Imam Salat Tidak Becus, Boleh Ditampar?

Imam Salat Tidak Becus, Boleh Ditampar? Faisal Kuba, Akademisi STISNU Aceh dan Sekjen PB RTA Aceh. Foto: HO fot Komparatif.ID.
Faisal Kuba, Akademisi STISNU Aceh dan Sekjen PB RTA Aceh. Foto: HO fot Komparatif.ID.

Ketika hendak melaksanakan salat berjamaah kita kerap menemui imam yang memimpin salat membaca bacaan terlalu cepat, atau terlalu panjang, lama atau bahkan terlalu pelan, lambat seolah-olah salat tidak akan pernah selesai. 

Kadang kita juga menemui pemandangan di mana imam hanya memakai baju kaos atau bercelana levis sementara makmum bergamis, berkain sarung dan rapi.

Fenomena di atas bertambah menjadi lebih asyik lagi ketika musim kampanye tiba, baik Pilkada, Pileg, ataupun Pilpres, kita tidak jarang menemui imam dengan baju partai kebanggaannya atau baju pasangan calon idolanya masing-masing. 

Terbaca jelas oleh makmum ketika bangkit dari ruku’: “Jangan lupa memilih saya, coblos nomor dua untuk perbaikan dan perubahan,” atau tulisan-tulisan dengan bahasa dan kearifan lokal seperti: Kali nyoe neutulong loen.
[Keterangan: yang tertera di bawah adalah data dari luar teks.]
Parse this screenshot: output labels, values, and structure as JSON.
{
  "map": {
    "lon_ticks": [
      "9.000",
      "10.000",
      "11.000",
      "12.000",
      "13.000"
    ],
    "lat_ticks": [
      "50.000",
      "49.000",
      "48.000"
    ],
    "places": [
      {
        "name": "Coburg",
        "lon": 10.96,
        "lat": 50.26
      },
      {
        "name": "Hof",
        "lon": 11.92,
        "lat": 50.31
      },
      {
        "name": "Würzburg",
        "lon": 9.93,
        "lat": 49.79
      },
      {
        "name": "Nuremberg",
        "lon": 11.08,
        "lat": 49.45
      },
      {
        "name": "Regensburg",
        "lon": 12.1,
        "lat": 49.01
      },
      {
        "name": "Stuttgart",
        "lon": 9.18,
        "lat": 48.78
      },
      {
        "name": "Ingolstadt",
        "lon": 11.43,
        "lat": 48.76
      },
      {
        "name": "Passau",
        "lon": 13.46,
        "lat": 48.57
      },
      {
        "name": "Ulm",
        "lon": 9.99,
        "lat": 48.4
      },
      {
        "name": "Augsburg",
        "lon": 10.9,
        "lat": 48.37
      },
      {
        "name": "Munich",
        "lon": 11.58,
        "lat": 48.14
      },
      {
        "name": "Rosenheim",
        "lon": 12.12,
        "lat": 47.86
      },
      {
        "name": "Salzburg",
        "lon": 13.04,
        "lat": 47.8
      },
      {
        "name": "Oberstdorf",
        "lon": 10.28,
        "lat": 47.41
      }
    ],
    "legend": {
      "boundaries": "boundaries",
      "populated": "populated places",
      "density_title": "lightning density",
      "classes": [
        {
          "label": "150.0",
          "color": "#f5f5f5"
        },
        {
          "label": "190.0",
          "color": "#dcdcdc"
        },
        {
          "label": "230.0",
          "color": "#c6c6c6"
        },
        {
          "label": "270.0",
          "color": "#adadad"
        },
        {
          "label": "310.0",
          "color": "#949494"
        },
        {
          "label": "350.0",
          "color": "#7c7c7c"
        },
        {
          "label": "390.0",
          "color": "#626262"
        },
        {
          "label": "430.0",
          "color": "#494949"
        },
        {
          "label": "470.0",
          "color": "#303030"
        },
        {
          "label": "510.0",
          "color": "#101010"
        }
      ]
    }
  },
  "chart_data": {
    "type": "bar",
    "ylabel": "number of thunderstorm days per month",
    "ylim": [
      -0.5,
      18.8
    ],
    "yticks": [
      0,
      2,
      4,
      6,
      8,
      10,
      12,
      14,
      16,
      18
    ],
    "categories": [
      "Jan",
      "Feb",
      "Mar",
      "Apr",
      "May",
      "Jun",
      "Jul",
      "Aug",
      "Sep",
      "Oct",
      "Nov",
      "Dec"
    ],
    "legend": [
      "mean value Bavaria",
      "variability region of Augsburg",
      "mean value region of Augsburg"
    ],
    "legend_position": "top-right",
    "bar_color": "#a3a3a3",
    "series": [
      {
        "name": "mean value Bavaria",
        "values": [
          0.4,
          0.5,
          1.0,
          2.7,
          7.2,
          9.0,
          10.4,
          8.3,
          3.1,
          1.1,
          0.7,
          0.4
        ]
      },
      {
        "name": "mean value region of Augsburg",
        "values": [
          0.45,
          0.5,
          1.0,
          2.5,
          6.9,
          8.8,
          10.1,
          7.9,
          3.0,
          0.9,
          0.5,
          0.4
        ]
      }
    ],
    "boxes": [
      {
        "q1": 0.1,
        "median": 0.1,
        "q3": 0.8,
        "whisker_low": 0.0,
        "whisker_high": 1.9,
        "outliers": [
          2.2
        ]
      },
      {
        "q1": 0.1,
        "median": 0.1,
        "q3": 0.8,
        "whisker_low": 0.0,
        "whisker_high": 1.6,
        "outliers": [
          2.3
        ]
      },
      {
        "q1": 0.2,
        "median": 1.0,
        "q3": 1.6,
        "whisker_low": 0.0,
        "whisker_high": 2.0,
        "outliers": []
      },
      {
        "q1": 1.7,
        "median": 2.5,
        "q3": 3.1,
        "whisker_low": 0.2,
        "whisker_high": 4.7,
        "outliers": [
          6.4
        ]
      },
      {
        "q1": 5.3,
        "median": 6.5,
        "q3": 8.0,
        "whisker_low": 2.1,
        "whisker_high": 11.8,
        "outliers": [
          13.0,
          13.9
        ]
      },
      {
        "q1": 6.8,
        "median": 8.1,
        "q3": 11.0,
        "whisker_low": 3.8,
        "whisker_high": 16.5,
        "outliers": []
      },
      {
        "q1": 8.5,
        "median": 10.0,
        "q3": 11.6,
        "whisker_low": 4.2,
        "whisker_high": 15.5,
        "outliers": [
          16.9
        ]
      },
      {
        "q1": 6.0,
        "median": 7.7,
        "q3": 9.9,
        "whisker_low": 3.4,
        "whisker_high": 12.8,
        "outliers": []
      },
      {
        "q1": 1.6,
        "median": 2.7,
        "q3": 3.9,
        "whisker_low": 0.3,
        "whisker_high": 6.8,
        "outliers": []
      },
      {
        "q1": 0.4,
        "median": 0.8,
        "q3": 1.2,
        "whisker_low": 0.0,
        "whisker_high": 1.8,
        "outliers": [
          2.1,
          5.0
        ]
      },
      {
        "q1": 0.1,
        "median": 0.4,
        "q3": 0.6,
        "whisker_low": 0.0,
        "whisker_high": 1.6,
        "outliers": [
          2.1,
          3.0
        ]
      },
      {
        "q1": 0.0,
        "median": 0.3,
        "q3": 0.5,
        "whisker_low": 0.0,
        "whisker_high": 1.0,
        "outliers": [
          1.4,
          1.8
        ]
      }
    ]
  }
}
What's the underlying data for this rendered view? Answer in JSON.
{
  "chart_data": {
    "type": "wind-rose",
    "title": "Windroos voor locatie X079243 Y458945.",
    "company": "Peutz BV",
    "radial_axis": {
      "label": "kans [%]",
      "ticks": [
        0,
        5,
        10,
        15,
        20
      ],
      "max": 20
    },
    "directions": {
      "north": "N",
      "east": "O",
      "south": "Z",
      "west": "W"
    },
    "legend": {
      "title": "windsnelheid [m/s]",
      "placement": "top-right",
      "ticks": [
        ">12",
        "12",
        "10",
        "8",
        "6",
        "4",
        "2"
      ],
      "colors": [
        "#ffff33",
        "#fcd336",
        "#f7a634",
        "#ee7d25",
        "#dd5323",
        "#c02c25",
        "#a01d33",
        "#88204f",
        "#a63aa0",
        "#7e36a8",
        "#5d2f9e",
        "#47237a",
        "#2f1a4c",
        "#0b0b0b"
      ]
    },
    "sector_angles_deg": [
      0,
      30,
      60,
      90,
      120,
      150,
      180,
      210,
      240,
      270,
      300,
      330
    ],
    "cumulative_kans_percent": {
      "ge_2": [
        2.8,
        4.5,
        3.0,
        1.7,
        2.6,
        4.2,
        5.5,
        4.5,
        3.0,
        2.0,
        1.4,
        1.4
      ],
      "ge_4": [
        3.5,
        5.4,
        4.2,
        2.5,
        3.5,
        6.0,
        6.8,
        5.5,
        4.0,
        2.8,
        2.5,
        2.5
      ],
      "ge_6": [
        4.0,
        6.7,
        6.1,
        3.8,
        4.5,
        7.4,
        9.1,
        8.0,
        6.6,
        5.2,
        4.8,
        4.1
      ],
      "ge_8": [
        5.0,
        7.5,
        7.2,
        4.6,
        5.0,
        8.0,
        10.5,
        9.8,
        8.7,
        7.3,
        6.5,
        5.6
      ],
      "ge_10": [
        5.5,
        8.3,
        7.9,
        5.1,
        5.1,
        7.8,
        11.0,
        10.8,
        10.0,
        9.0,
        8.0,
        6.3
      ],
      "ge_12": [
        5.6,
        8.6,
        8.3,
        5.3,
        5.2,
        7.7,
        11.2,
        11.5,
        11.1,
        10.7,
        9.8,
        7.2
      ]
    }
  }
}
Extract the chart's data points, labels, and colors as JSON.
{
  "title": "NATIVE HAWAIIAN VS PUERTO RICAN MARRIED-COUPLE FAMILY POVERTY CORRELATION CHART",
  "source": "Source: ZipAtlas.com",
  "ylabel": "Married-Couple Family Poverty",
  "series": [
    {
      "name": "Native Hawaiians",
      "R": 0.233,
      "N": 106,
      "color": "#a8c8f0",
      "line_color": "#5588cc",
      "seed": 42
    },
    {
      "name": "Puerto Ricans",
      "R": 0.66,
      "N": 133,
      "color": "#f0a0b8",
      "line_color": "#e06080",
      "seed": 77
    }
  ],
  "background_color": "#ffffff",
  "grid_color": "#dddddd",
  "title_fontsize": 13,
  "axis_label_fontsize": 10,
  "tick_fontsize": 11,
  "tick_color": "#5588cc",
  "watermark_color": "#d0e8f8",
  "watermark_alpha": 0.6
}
Dan lain-lain.

Lalu apakah kriteria dan siapakah sebenarnya yang berhak dan sah menjadi imam?

Imam adalah pemimpin (tertinggi) dalam salat berjamaah, tentu saja tidak boleh sembarang orang menjadi imam, sebab ada beberapa syarat menjadi imam yang harus dipenuhi dan dipatuhi. 

Munurut beberapa fuqaha (ahli fiqih), misalnya menurut Imam Al-Ghazali, beliau menyebutkan syarat-syarat menjadi imam antara lain: Islam, baligh, berakal sehat, paham syarat dan rukun salat, fasih membaca al-quran, menutup aurat (berpakaian rapi), laki-laki, atau boleh perempuan jika jamaah atau makmumnya hanya perempuan saja.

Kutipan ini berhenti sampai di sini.